Oakland University’s appointed Board of Trustees at its brief July 7, 2015 meeting approved an 8.48 percent tuition increase, more than twice the state cap of 3.2 percent. Discussion was virtually nonexistent among the trustees because all the debate, justification and talking had been done secretly by trustees in what has become common practice by Michigan’s public university boards.
The actions of Oakland’s board are exactly the reason HJR O is so needed. Ironically, Oakland’s Board at the same meeting and with, again, virtually no discussion passed a resolution to oppose HJR O.
HJR O would plug what has become a loophole in the Constitutional provision that at least “formal sessions” of Michigan taxpayer and tuition supported public university boards be held in public. Prior to 1961,there was only grudging acceptance and “sufferance” of the presence of the public and news media at board meetings of U-M, MSU and Wayne State. The compromise back at the Con-con was language that “formal sessions” be open.
That worked until 1999. The Universities then seized upon the sloppy language in the majority of the high court’s opinions in the Federated Publications, Inc. vs. Board of Trustees of MSU decision to conduct most of their serious discussions, debates and meetings including retreats, lunch and dinner meetings and so-called informal sessions in secret outside of the public eye. A dissenting judge warned that this could happen, and it did. We noted this in testimony in the Oversight and Ethics Committee.
Boards then and now are principally populated by private individuals unused to the scrutiny that elected and public officials understand and accept is part of the job. Is it easier to operated in private? Sure, but these are public, taxpayer, tuition-paying student (and parent) funded higher education businesses not private enterprises. HJR O is needed and represents an important step forward that would protect and restore accountability and transparency to Michigan’s public higher education institutions.

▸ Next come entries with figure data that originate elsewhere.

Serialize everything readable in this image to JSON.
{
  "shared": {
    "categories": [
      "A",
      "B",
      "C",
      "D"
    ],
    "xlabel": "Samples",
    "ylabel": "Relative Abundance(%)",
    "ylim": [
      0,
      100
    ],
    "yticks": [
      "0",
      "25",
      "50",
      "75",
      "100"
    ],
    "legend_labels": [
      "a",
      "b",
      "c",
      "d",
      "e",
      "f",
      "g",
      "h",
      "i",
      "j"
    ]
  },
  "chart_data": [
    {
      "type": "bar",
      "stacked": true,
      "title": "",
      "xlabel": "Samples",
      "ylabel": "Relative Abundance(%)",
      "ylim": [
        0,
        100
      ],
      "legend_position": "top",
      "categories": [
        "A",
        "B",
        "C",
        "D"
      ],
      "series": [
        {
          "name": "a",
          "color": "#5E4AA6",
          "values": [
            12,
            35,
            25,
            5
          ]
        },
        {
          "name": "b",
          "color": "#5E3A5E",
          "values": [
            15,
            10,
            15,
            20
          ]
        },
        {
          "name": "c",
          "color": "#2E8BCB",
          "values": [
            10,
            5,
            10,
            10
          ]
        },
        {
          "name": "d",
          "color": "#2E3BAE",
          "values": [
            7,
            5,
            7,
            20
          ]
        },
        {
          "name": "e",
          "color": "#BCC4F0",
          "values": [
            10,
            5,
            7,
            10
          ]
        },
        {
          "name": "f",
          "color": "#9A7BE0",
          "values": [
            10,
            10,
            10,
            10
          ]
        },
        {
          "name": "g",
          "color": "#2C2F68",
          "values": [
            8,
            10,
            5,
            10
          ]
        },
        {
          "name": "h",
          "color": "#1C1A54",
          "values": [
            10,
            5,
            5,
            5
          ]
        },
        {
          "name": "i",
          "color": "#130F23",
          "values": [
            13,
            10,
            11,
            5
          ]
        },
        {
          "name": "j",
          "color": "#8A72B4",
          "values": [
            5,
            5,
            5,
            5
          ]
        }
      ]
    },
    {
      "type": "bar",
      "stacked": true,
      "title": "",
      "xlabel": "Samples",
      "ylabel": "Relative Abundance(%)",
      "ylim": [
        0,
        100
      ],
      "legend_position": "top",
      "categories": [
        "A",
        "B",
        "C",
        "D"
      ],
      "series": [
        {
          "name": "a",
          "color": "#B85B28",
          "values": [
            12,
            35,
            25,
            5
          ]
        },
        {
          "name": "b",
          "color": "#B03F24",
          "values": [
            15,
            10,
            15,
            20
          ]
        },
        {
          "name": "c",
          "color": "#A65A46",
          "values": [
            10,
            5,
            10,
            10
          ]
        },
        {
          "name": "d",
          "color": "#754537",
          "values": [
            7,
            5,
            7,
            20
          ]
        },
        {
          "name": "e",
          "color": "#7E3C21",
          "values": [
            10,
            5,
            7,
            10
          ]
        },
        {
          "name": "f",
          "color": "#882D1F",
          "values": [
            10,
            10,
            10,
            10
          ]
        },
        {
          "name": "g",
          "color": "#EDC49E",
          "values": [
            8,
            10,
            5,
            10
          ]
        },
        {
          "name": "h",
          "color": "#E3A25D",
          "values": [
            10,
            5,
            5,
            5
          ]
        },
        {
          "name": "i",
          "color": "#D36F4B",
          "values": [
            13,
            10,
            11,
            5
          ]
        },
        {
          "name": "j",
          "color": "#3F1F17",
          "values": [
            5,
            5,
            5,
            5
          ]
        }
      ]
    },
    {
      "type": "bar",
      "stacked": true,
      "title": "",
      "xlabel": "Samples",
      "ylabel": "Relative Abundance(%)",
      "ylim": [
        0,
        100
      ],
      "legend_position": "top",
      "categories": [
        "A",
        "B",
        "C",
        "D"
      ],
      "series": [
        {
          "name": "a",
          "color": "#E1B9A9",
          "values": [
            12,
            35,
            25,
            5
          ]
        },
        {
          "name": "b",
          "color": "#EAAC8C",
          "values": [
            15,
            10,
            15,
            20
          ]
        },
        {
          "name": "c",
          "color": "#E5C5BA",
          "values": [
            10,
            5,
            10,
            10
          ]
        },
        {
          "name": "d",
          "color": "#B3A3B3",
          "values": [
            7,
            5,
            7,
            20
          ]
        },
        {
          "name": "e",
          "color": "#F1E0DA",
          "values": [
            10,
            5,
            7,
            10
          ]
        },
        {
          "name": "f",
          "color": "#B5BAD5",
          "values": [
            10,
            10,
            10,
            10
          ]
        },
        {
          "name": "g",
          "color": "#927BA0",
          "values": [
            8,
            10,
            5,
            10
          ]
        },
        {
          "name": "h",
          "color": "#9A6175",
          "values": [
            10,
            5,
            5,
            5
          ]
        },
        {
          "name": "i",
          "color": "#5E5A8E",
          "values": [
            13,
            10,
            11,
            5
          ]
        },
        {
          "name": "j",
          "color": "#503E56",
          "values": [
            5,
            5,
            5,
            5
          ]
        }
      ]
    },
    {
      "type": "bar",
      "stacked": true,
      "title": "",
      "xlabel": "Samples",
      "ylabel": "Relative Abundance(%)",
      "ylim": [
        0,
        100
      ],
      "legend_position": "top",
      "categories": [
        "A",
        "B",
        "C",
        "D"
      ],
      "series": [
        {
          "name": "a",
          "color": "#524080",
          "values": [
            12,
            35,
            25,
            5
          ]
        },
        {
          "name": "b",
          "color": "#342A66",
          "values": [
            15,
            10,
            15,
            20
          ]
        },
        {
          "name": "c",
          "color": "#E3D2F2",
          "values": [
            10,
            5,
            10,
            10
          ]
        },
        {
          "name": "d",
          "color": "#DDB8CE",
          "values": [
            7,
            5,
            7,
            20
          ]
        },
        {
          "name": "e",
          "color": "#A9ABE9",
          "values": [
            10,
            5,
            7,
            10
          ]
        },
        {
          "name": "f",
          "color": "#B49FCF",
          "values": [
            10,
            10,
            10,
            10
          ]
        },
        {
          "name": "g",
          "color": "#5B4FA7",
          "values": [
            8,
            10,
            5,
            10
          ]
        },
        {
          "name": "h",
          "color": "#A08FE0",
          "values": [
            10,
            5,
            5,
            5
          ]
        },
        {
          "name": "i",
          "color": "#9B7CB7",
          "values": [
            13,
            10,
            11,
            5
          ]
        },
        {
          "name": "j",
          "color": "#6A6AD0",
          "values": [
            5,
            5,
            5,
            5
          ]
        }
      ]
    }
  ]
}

Michigan is one of just three states nationally where public universities hide almost all of their discussions and debates from public view. Of all venues, universities should be a place where, at all levels, full, lively and even heated discussions and debates occur, where compromises are hammered out –all eye witnessed by the public it serves.
In June, the state Court of Claims ruled against the Detroit Free Press in its challenge to the way the University of Michigan Board of Regents hides much of its deliberations from public view under the purported shield of a 1999 state Supreme Court decision. Using data analysis, the Free Press concluded that virtually all substantive discussions and decisions by the U-M Board were occurring in secret sessions before being approved in their formal sessions. Michigan’s 14 other public universities do the same. The Free Press is appealing that ruling.
This problem of lack of accountability and transparency involving the actions of elected and appointed university board members responsible for overseeing what is arguably the most important asset for future success in this state can now only be resolved by a change in the Michigan Constitution. The people of the State of Michigan should resolve this important issue. HJR O would give them the opportunity to do so.
We strongly urge House Speaker Kevin Cotter to support HJR O, schedule public hearings and encourage bipartisan support for this resolution in the House. Let Michigan’s citizens decide if they want their public universities’ elected and appointed boards accountable and transparent to the public as they are in 47 other states.
The Michigan Coalition for Open Government is a statewide, tax exempt, Michigan nonprofit corporation founded to promote and protect transparency and accountability in governments at the local, state and federal levels including Michigan’s 15 public universities. We are affiliated with the National Freedom of Information Coalition.